O presidente da Argentina, Javier Milei, ordenou que os negociadores de seu país deixassem a Conferência do Clima das Nações Unidas, que ocorre no Azerbaijão. A COP29 está apenas em seu terceiro dia e deve seguir até a próxima sexta-feira, 22.
Nenhuma justificativa para a decisão foi apresentada ao público até o momento.
Em meio aos eventos climáticos extremos, como a seca que afetou o Brasil e a Argentina, “qualquer redução nos esforços para cumprir os compromissos do Acordo de Paris é uma declaração contra o equilíbrio climático, mas também um enfraquecimento da proteção da vida, dos sistemas agrícolas, dos sistemas energéticos”, disse Marina Silva, ministra do Meio Ambiente do Brasil, em declaração à Climática, após ouvir sobre a retirada da delação argentina. “Por consequência, são geradas perdas econômicas, sociais e ambientais incalculáveis e irreparáveis.”
A notícia imediatamente gerou memes, como o “dólar Milei”, que foram compartilhados a partir de Baku.
Paris em xeque?
A ordem de Milei se refere apenas às duas semanas de negociações e não houve menção ao Acordo de Paris, segundo diferentes autoridades argentinas.
Ainda assim, à sombra da eleição de Donald Trump para a presidência dos Estados Unidos, paira sobre a conferência uma preocupação sobre o futuro do acordo climático e a já difícil missão de limitar o aquecimento global a 1,5ºC. O republicano retirou o país do acordo quando foi presidente pela primeira vez e pode fazê-lo de novo.
Existe ainda o temor de que outros líderes, como o próprio Milei, sigam Trump pela porta de saída. O presidente argentino já fez ameaças do tipo durante a corrida eleitoral.
Os dois presidentes, negacionistas da mudança climática, devem se encontrar ainda nesta semana, na mansão do republicano em Mar-a-Lago, na Flórida.
Milei já afirmou, em outras ocasiões, que a crise climática é uma “mentira do socialismo” e que são falsas as afirmações de que os humanos são os culpados pelo aquecimento global – algo que é amplamente fundamentado pela comunidade científica, inclusive pelo Painel Intergovernamental sobre Mudanças Climáticas (IPCC), que apoia a ONU em dados sobre mudanças do clima.

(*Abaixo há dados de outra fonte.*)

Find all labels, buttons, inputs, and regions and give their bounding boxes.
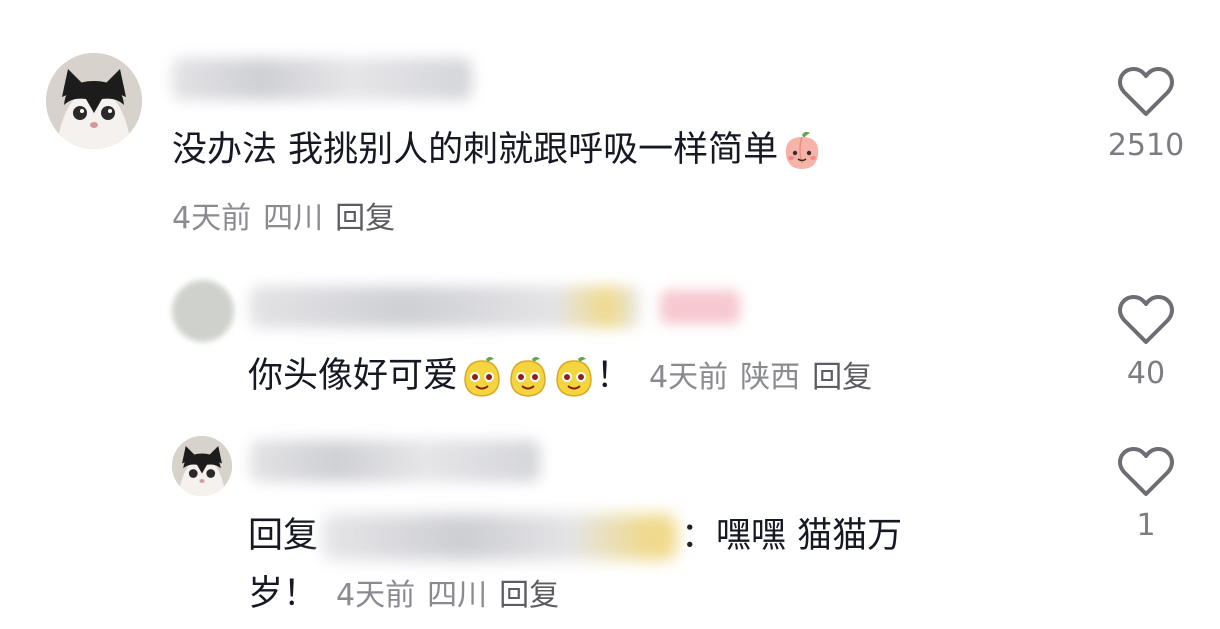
reply-button[interactable]: 回复	[335, 201, 395, 236]
reply-button[interactable]: 回复	[812, 360, 872, 395]
reply-avatar[interactable]	[172, 280, 234, 342]
like-button[interactable]: 40	[1106, 294, 1186, 391]
lemon-face-emoji-icon	[506, 355, 550, 399]
comment-location: 四川	[263, 201, 324, 236]
reply-text-body: 你头像好可爱	[248, 356, 459, 396]
comment-text-body: 没办法 我挑别人的刺就跟呼吸一样简单	[172, 130, 779, 170]
lemon-face-emoji-icon	[552, 355, 596, 399]
reply-time: 4天前	[649, 360, 729, 395]
reply-location: 四川	[427, 578, 488, 613]
like-count: 2510	[1107, 128, 1185, 163]
reply-text-body-line2: 岁！	[248, 574, 319, 614]
comment-time: 4天前	[172, 201, 252, 236]
reply-username-blurred[interactable]	[250, 286, 640, 328]
reply-avatar[interactable]	[172, 436, 232, 496]
reply-meta: 4天前 陕西 回复	[649, 360, 884, 395]
reply-button[interactable]: 回复	[499, 578, 559, 613]
reply-text-body: ：嘿嘿 猫猫万	[681, 516, 903, 556]
comment-avatar[interactable]	[46, 53, 142, 149]
reply-prefix: 回复	[248, 516, 319, 556]
reply-time: 4天前	[336, 578, 416, 613]
heart-outline-icon	[1118, 67, 1174, 116]
like-count: 1	[1136, 508, 1156, 543]
peach-emoji-icon	[780, 129, 824, 173]
comment-text: 没办法 我挑别人的刺就跟呼吸一样简单	[172, 128, 824, 173]
comment-username-blurred[interactable]	[172, 58, 472, 100]
author-tag-blurred	[660, 290, 740, 324]
like-button[interactable]: 2510	[1106, 66, 1186, 163]
like-button[interactable]: 1	[1106, 446, 1186, 543]
comment-meta: 4天前 四川 回复	[172, 193, 407, 237]
like-count: 40	[1126, 356, 1166, 391]
heart-outline-icon	[1118, 295, 1174, 344]
lemon-face-emoji-icon	[460, 355, 504, 399]
reply-meta: 4天前 四川 回复	[336, 578, 571, 613]
heart-outline-icon	[1118, 447, 1174, 496]
reply-text: 回复 ：嘿嘿 猫猫万	[248, 514, 902, 560]
reply-text-line2: 岁！ 4天前 四川 回复	[248, 572, 571, 618]
reply-username-blurred[interactable]	[250, 440, 540, 482]
reply-location: 陕西	[740, 360, 801, 395]
reply-exclamation: ！	[596, 356, 632, 396]
reply-text: 你头像好可爱 ！ 4天前 陕西 回复	[248, 354, 884, 400]
mentioned-username-blurred[interactable]	[322, 514, 678, 560]
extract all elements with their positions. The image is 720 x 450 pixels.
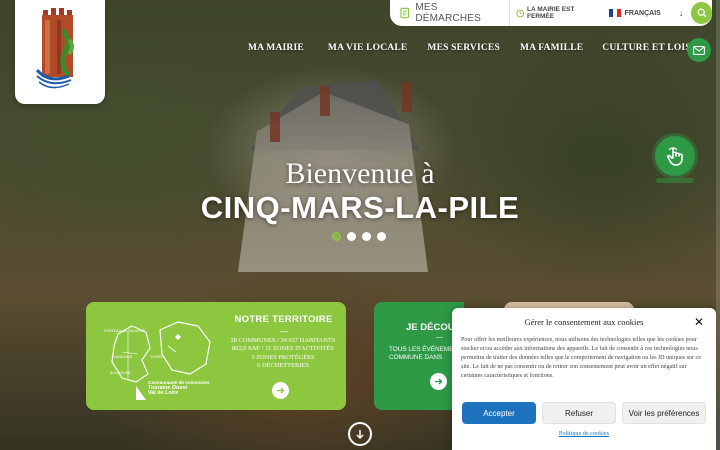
evenements-dash: — <box>436 334 443 341</box>
close-icon[interactable]: ✕ <box>694 315 704 329</box>
clock-icon <box>515 9 524 17</box>
slider-dot-3[interactable] <box>362 232 371 241</box>
arrow-down-circle-icon <box>356 429 364 439</box>
accessibility-button[interactable] <box>655 136 695 176</box>
mail-icon <box>693 45 705 55</box>
hours-status-label: LA MAIRIE EST FERMÉE <box>527 6 575 20</box>
community-brand: Communauté de communes Touraine Ouest Va… <box>148 380 210 397</box>
nav-item-ma-famille[interactable]: MA FAMILLE <box>520 43 583 53</box>
card-je-decouvre[interactable]: JE DÉCOU — TOUS LES ÉVÉNEME COMMUNE DANS <box>374 302 464 410</box>
nav-item-mes-services[interactable]: MES SERVICES <box>427 43 500 53</box>
scroll-down-button[interactable] <box>348 422 372 446</box>
demarches-link[interactable]: MES DÉMARCHES <box>390 0 510 26</box>
utility-bar: MES DÉMARCHES LA MAIRIE EST FERMÉE FRANÇ… <box>390 0 712 26</box>
cookie-consent-dialog: Gérer le consentement aux cookies ✕ Pour… <box>452 308 716 450</box>
nav-item-ma-vie-locale[interactable]: MA VIE LOCALE <box>328 43 408 53</box>
search-button[interactable] <box>691 2 712 24</box>
demarches-label: MES DÉMARCHES <box>415 2 482 24</box>
accessibility-caption <box>656 178 694 183</box>
cookie-policy-link[interactable]: Politique de cookies <box>452 430 716 437</box>
card-notre-territoire[interactable]: CHÂTEAU-LA-VALLIÈRE LANGEAIS BOURGUEIL T… <box>86 302 346 410</box>
cookie-body: Pour offrir les meilleures expériences, … <box>461 337 701 380</box>
contact-button[interactable] <box>687 38 711 62</box>
brand-name-line2: Val de Loire <box>148 390 179 396</box>
refuse-button[interactable]: Refuser <box>542 402 616 424</box>
territoire-stat-line: 802,0 KM² / 11 ZONES D'ACTIVITÉS <box>232 345 334 353</box>
territoire-stat-line: 3 ZONES PROTÉGÉES <box>251 353 315 361</box>
document-icon <box>400 7 409 19</box>
slider-dot-1[interactable] <box>332 232 341 241</box>
territoire-title: NOTRE TERRITOIRE <box>234 314 333 325</box>
slider-dot-2[interactable] <box>347 232 356 241</box>
hero-city-name: CINQ-MARS-LA-PILE <box>200 190 520 225</box>
accept-button[interactable]: Accepter <box>462 402 536 424</box>
map-label: TOURS <box>150 355 163 359</box>
page-scrollbar[interactable] <box>716 0 720 450</box>
territoire-arrow-button[interactable] <box>272 382 289 399</box>
language-selector[interactable]: FRANÇAIS ↓ <box>605 8 688 18</box>
arrow-down-icon: ↓ <box>678 8 684 18</box>
map-label: CHÂTEAU-LA-VALLIÈRE <box>104 328 145 333</box>
search-icon <box>697 8 707 18</box>
territoire-stat-line: 6 DÉCHETTERIES <box>257 362 309 370</box>
evenements-arrow-button[interactable] <box>430 373 447 390</box>
site-logo[interactable] <box>15 0 105 104</box>
preferences-button[interactable]: Voir les préférences <box>622 402 706 424</box>
evenements-title: JE DÉCOU <box>406 322 455 333</box>
language-label: FRANÇAIS <box>624 9 661 17</box>
map-label: LANGEAIS <box>114 355 133 359</box>
arrow-right-icon <box>277 387 285 394</box>
main-navigation: MA MAIRIE MA VIE LOCALE MES SERVICES MA … <box>248 43 707 53</box>
cookie-title: Gérer le consentement aux cookies <box>524 317 644 327</box>
territoire-stats: 28 COMMUNES / 34 037 HABITANTS 802,0 KM²… <box>218 337 348 371</box>
hero-welcome: Bienvenue à <box>285 157 435 190</box>
nav-item-ma-mairie[interactable]: MA MAIRIE <box>248 43 304 53</box>
territoire-dash: — <box>280 327 288 336</box>
hand-pointer-icon <box>666 147 683 166</box>
slider-dots <box>332 232 386 241</box>
coat-of-arms-logo <box>35 8 74 89</box>
mairie-hours-status[interactable]: LA MAIRIE EST FERMÉE <box>510 6 605 20</box>
french-flag-icon <box>608 9 621 17</box>
arrow-right-icon <box>435 378 443 385</box>
map-label: BOURGUEIL <box>110 371 131 375</box>
slider-dot-4[interactable] <box>377 232 386 241</box>
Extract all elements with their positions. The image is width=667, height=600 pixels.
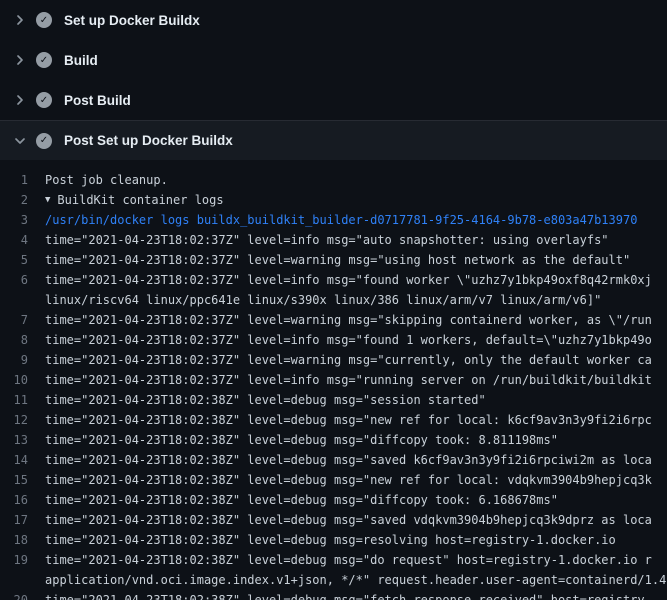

“A decisão da Argentina de deixar as negociações de Baku é um afastamento brusco de sua política climática tradicional, o que não é uma surpresa sob o governo de Milei, que pressionou diplomatas argentinos a tomar posições insustentáveis no passado. Esta decisão é puramente ideológica e vai contra os melhores interesses do país, cuja economia foi severamente impactada pela crise climática”, diz Oscar Soria, CEO do think thank The Common Initiative.
No ano passado, a Argentina foi um dos seis países que não assinou o Pacto para o Futuro da ONU, que traz compromissos para o desenvolvimento sustentável e segurança internacional. À época, Milei criticou a “agenda ideológica” das Nações Unidas.
Acordo de Paris sem Paris
O presidente francês, Emmanuel Macron, já havia informado que não iria à COP29. Hoje, no entanto, a França decidiu que não mandará nenhum político de alto nível para Baku, após acusações feitas pelo presidente do Azerbaijão, Ilham Aliyev, durante a conferência.
Esta será a primeira vez desde o Acordo de Paris, firmado em 2015, que a França não terá um representante político.
Aliyev criticou a França e a Holanda por seu suposto “neocoloniasmo” e disse que o governo francês provocou degradação ambiental na Polinésia Francesa e na Algéria ao realizar testes nucleares. Ele também acusou o governo de Macron de ter sido responsável pela violência em Nova Caledônia, em maio deste ano, após mudanças na Constituição.
A França, por sua vez, afirmou que o Azerbaijão e a Rússia estariam alimentando a confusão ao reforçar o discurso de colonialismo.
Apesar de Aliyev conectar as críticas a questões climáticas, as discordâncias entre os países têm raízes mais profundas, com o apoio militar de Paris à Armênia, rival histórica do Azerbaijão, como mostra o Político.
A ministra da Transição Ecológica da França, Agnès Pannier-Runacher, declarou que não irá mais representar seu país em Baku na próxima semana, uma vez que as falas do presidente anfitrião foram “inaceitáveis” e “injustificáveis”.
O esvaziamento da COP29 pelos líderes mais altos de alguns países já era fato conhecido antes de seu início. O presidente Luiz Inácio Lula da Silva não foi à conferência, assim como o alemão Olaf Scholz, o americano Joe Biden e Ursula von der Leyen, líder da Comissão Europeia.